呪われし復讐の王女は末永く幸せに闇堕ちします~毒花の王女は翳りに咲く~
 ミランが少しばかり意地悪く言うものだから、ベルティーナは思いっきり唇をへの字に曲げる。

「してないわよ!」

 ──馬鹿じゃないの!
 なんて、憎まれ口を付け添えて。ベルティーナは向かい風さえお構いなしに、ミランを追い越してスタスタと庭園に向かって歩み出した。

 そうして間もなく、庭園に着いたわけだが……風が強いからといって、普段と何ら変わりがなかった。
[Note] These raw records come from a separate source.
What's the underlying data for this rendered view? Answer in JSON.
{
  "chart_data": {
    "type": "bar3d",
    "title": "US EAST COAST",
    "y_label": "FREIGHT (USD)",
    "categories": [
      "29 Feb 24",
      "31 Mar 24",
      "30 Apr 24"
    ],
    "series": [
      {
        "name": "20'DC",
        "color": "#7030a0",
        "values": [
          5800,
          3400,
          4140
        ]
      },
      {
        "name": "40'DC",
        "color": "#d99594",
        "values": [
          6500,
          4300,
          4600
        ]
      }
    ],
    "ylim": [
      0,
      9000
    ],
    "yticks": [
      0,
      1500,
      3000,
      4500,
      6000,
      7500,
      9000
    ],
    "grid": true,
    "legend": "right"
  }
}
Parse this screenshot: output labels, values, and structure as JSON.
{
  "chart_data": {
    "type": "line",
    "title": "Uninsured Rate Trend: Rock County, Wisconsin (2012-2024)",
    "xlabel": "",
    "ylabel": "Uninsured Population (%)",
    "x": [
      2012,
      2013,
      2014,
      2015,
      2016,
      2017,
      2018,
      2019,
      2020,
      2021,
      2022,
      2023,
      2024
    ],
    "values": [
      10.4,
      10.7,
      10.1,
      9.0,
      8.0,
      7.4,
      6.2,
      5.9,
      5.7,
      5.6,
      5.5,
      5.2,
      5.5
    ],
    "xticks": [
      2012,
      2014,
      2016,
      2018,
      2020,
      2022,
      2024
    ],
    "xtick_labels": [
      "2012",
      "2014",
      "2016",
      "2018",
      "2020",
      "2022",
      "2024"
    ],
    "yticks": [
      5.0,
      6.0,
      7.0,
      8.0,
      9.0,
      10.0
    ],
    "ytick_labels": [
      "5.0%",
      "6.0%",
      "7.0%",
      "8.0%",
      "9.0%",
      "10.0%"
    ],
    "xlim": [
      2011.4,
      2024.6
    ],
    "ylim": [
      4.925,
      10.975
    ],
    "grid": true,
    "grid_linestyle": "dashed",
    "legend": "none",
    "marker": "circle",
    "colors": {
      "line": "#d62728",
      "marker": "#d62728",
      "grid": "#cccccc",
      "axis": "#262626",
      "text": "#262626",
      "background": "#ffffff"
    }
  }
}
 しかし、いつも以上に緑が濃く見えるような気がする。
 何せ、いつも庭園に来る時刻と言えば、早くても黄昏時だ。こうも太陽が真上にあるときに来たこともないもので、昼の輝かしいほどの緑の景色に、ベルティーナは息を呑んだ。しかし、それは隣に立つミランも同様だった。

「すげえな……白昼に出歩いたことなんてほとんどないが、何もかも色が濃い」

 そう言って、彼は城の方に視線を向け、目を糸のように細めた。

 黒砂岩に紫水晶の結晶を混ぜて積み上げたかのようなナハトベルグ城──白昼の太陽の下、城は淡い紫の光を放ち、きらきらと輝いているようにも見える。それはあまりにも美しく、ベルティーナも同じように見とれてしまった。

「そうね。私も庭園に来るのは早くても黄昏時ばかりだから、同じことを思ったわ」

 そう言って、ベルティーナはミランを一瞥しようとしたが──その視線が反らせなくなった。

 光を受けた立派な巻き角や目元に散らされた鱗は、妖しい青白い光を反射していたのだ。
 初対面のときにも見た光景でもあるが……こうも煌々とした太陽光の下でまじまじとミランの姿を見たことも初めてだったからだろう。その光はとてつもなく妖しくも美しいもので、ベルティーナは息を呑み、食い入るように彼を見つめてしまった。

 しかし……。

「……そんなじっと見て、求愛か? ここ、外なんだがな。随分と大胆で……」

 なんて、ミランが意地悪く言うものだから、ベルティーナは慌てて目を反らした。

「違うわよ。こうも太陽光が燦々とした場所で貴方を見たのは初めてで……」

 ──角と鱗が宝石みたいで綺麗だと思って見とれた。と、素直な言葉を不機嫌そうに言えば、彼はくすくすと笑みをこぼした。

「そう。ありがとな」

 そう言った彼の横顔もあまりに綺麗なもので……。ベルティーナはまた見とれてしまいそうになるが、からかわれるのも癪に思い、すぐに顔を背けた。